A 2015 study done in the U.K. found that a majority of the men surveyed (51%) had two or fewer friends, and 15% had no friends. None. Nada. Zip. That’s hard to imagine. According to C.S. Lewis, they are leading a dangerous life. It’s so easy in life to do things solo – without any aid from our friends.
We live in community with one another – in fact, most of the New Testament deals with how our Christian life is to play out on the horizontal field with other people. Christianity is an individual decision, but it is also a team sport.
So, who is on your team? Do you have a friend – someone who knows you inside and out – the good, the bad, the ugly, including what your spiritual and thought life, and what junk you have in the trunk of your car (or “boot”, as it is called in other parts of the world)?

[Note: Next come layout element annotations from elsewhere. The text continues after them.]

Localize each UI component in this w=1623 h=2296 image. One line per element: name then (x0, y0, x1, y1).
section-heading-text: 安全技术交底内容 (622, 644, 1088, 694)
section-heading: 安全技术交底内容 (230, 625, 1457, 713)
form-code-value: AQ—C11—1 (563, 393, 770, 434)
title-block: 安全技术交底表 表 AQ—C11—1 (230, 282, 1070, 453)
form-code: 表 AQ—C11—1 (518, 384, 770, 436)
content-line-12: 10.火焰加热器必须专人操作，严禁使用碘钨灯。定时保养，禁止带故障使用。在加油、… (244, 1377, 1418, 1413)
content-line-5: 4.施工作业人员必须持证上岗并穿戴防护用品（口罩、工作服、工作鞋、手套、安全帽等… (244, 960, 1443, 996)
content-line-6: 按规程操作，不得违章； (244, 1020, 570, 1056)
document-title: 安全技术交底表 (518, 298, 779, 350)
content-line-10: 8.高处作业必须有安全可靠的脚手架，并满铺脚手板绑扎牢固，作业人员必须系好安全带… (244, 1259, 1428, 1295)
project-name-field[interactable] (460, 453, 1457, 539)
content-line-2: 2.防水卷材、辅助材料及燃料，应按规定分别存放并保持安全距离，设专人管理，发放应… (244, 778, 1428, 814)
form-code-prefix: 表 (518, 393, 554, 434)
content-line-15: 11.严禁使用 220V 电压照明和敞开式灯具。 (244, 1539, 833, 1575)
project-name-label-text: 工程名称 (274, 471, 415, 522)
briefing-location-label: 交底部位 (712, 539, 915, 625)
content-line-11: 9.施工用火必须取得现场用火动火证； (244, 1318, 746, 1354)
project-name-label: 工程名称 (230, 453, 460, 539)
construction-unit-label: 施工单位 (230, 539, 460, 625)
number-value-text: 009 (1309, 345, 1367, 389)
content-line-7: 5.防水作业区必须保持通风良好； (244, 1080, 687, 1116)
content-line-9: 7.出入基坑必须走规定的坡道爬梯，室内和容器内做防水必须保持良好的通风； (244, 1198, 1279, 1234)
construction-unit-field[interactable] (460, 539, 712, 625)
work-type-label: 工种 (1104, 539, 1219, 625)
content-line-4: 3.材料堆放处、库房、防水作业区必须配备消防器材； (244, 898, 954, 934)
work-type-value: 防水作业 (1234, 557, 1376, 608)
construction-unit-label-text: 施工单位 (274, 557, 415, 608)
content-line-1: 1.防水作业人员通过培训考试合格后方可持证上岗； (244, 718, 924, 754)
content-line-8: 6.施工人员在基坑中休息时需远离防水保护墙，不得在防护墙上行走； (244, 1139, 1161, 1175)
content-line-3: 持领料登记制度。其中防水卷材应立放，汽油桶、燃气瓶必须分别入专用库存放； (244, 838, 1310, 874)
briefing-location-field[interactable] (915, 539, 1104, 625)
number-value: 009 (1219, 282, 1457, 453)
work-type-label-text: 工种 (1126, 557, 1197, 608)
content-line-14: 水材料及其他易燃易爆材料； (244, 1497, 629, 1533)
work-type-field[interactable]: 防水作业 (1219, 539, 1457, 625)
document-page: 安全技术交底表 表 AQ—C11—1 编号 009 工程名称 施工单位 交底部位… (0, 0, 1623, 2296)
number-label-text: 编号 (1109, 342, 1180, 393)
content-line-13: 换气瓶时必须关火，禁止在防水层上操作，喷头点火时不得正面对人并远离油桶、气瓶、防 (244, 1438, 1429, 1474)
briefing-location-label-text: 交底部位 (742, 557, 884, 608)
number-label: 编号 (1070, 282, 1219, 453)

The British survey is sobering, but it really is even worse, because their definition of a “friend” really doesn’t go beyond an acquaintance with whom you share a common interest. That’s not the friend that will stick by you through thick and thin, and will help you up when you have failed or fallen down or had a serious setback of circumstances.
The passage from Ecclesiastes above is one of the many scriptures that follows the theme of what I call the “principle of the twos” in the Bible. Another one is found in Proverb 27:17: “Iron sharpens iron, and one person sharpens the wits of another.” I have met with two men weekly for the past 24 years. It is an intentional and covenantal relationship.
Over time, we have shared each others ups and downs, successes and failures, trials and tribulations, and rejoiced at each others accomplishments for the kingdom. It’s second nature to us to be transparent with our lives and challenges. I am really saddened how few other men have what we have experienced over a long time.
The majority of men I meet disregard the principle that life is best lived in community, unfortunately to their detriment. As the title says, “We is better than Me”. Pastors are often the biggest offenders and yet the most vulnerable. They put moats around their lives and become insulated from others because of their position.
But that’s not how Jesus modeled it when he sent out the seventy-two disciples in Luke 10. He sent them out two by two with a reason. This was their first “road trip”. Had I been advising Jesus, I would have suggested that it might make strategic sense to send them out individually because they would have covered more territory.
But Jesus had more wisdom than me, knowing full well that sending them in twos was more important than getting more geographical coverage.
I have long been known as an advocate of having someone else in your life (other than your spouse) to whom you can confide in and be accountable to. The evil one doesn’t attack us in groups: he isolates us and takes us down when we are alone. Satan doesn’t influence a group to go out and collectively commit adultery. It happens when we are isolated.
If you don’t have one or more close friends that you can be transparent with, you risk violating the biblical principle of the twos, and as C.S. Lewis suggests, you are in danger. I encourage you to find one today.